Story By: Lynette Kim and Jamie Shin Editor: Teddy Cho Web Designer: Andrew Song
Disney’s Frozen has become a worldwide phenomenon since its debut on November 10, 2013. Starting from kids’ clothing and accessories to even a Frozen themed plane, there has been what seems like a “Frozen takeover”, as Kyuhee Han (8) likes to put it. Frozen has even won two Oscars- indicating how huge Frozen has become through the past three years.
Earning over $1.2 billion worldwide, Frozen has become the highest grossing animated movie of all time and the fifth-biggest movie in box office history.
In addition, extremely catchy songs from the movie such as “Let It Go”, “Do You Want To Build A Snowman”, and “Love Is An Open Door”, took over the billboard charts during the time of release.
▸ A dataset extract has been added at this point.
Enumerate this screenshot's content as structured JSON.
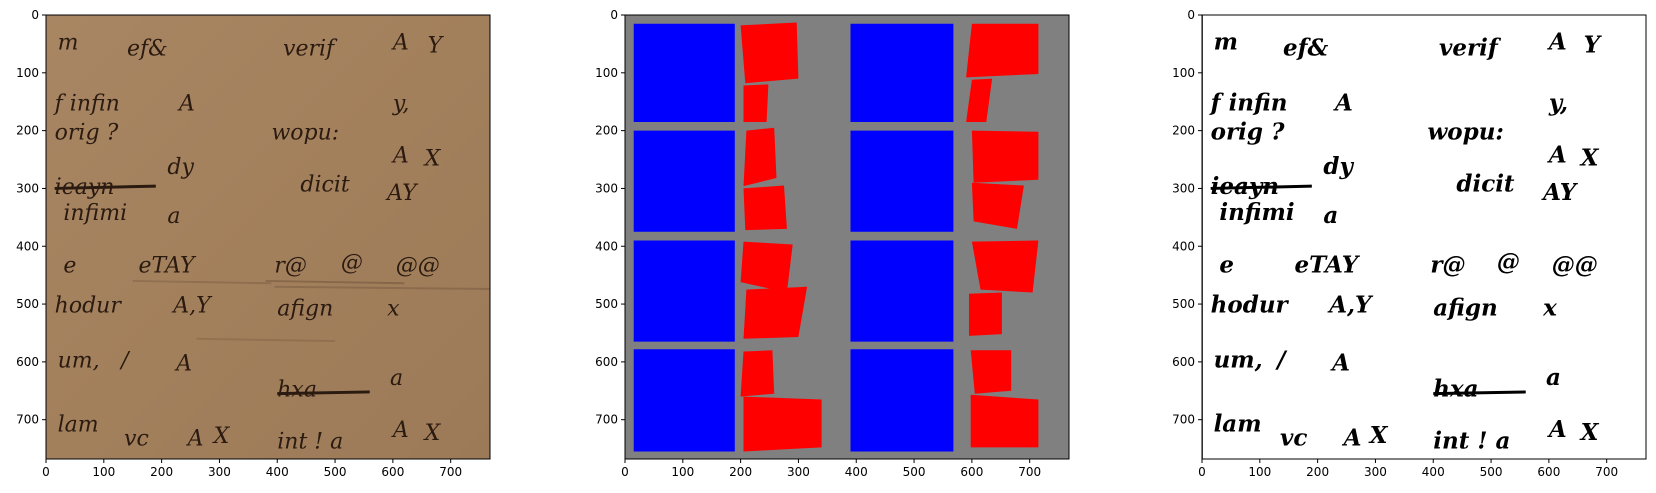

Since then, “Let It Go” has become one of the most covered songs, and has over 750,000,000 views on YouTube.
While toys, dresses, games, and other merchandise related to the movie “Frozen” are constantly being produced due to the never ending fame, other ridiculous items are being made as well. Starting from companies putting Elsa and Anna’s pictures on canned food, cosmetic products, and even toilet seats, they are using Frozen’s success to promote their product to the Frozen lovers.
Perhaps the reason for the rave is due to Disney’s newfound approach at gender roles. Disney, criticized in the past for portraying princesses as needing a prince charming to save them, gave a twist to that idea. Frozen shows the strong bond between sisters and how Elsa discovers her powers as she finds beauty in herself, without a man.
However, the “Frozen Takeover” has made some sick of all to do with the movie. Dowhan Kim (8) says with a sigh: “The movie itself was good, but it became overrated once people wouldn’t stop singing the song.”
Also, all ten out of ten people we interviewed- ranging from four different grades and both genders- said they believe Frozen should go. “Honestly, kids our age just want the fad to fade. Younger audiences may be intrigued, but definitely not me personally anymore…” (Lauren Kang, 8)
What do you think? Is it time to “Let It Go”?